西暦二千年代の地球、剣と魔法の異世界、そして宇宙を開拓する銀河帝国と三つの文明を渡り歩いたイオだが、食べ物の質は地球>異世界>銀河帝国となると評価している。
ただし、銀河帝国の食文化は味覚への刺激のコツを完全に把握していて、決定的に不味いというものは存在しないし、フードプリンターから生成されたものであれば、どんなものを食べていても栄養の偏りが起きることはない。
自然に存在する空間のほとんどが人間が生存するのに適していないという状況で生きるには、あらゆるものが効率化されていなければならないのかもしれない。
そんなことを考えながら、イオは当て所なくウィンドショッピングに興じる。
どちらかといえば観光の趣の方が強い。
戦闘機のコックピットで目を覚ましてからここまでの時間を、ほとんど船の中で過ごした。
普通に人が暮らしている場所に降り立ち、その様子を見ることさえも初めてのようなものだ。
バーン星系で二つのコロニーに入ったが、片方はD事故が起こり、もう片方は星守に襲撃されて、まともに見物することもできなかった。
いまも平常時とは言い難いが、それでもあのときより見物の余裕がある。
服飾店、雑貨、音楽や映画などのエンタメデータ、簡易医療などの店舗が並ぶ中に趣味食という店を見つけた。
「趣味食?」
「ええとね。フードプリンターを使わない自然な食べ物の店だね。でも多くは保存食のはずだよ」
「なるほど」
窓から見える中の光景には飲食店のようなテーブルはない。
そして、そのショーウィンドウに飾られているのは、明らかな魚の干物であったり、ジャーキーめいた肉色の板だったりした。
「面白そうだ」
「え? 入るの?」
「見るだけだけどな」
ドアを開けて中に入ると、独特な匂いが鼻を撫でた。
海産物の匂い、そして天日干しされた野菜の匂いもある。そういうものが混ざって、独特な臭気となっていた。

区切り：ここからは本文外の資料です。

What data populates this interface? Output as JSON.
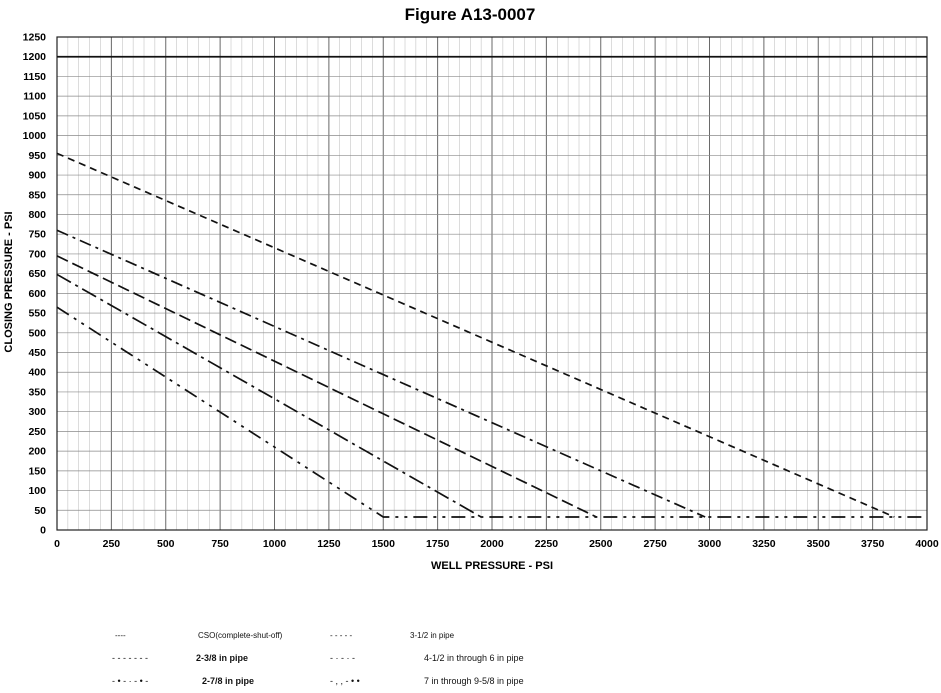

フードカートリッジはプリンターを通すまでそう言った匂いを発さないように作られているので、こういう匂いは懐かしくさえあった。
「ううん、不思議な匂い」
「匂いがわかるのか?」
「一応、情報として? 不快とかそういうのは特にないよ」
ママスカヤが食べた感覚をセンダナルと共有したりするのだから、匂いを感知することもできて当たり前か。
そう思い直し、改めて店内を見物する。
見たことがあるような魚の干物、ジャーキー、えびせんのように焼き付けたものや、魚単体を焼き潰した物と色々ある。
野菜類も切り干しされた大根やニンジンのようなものがあるが、こちらはスナック感覚で食べられるように調整されているものが多い。
真空パックされた漬物のようなものがあってイオは驚いた。
「発酵食品は船内に持ち込めるのか?」
ガスの発生や発酵菌の問題でダメなのではなかったか? と首を傾げる。
「発酵? もうそういうのはしていないよ。発酵の結果を再現することができるから、これはそういう技術を利用しているんだね」
「なるほどな」
納得すると、味の方が気になったのでいくつかを買うことにした。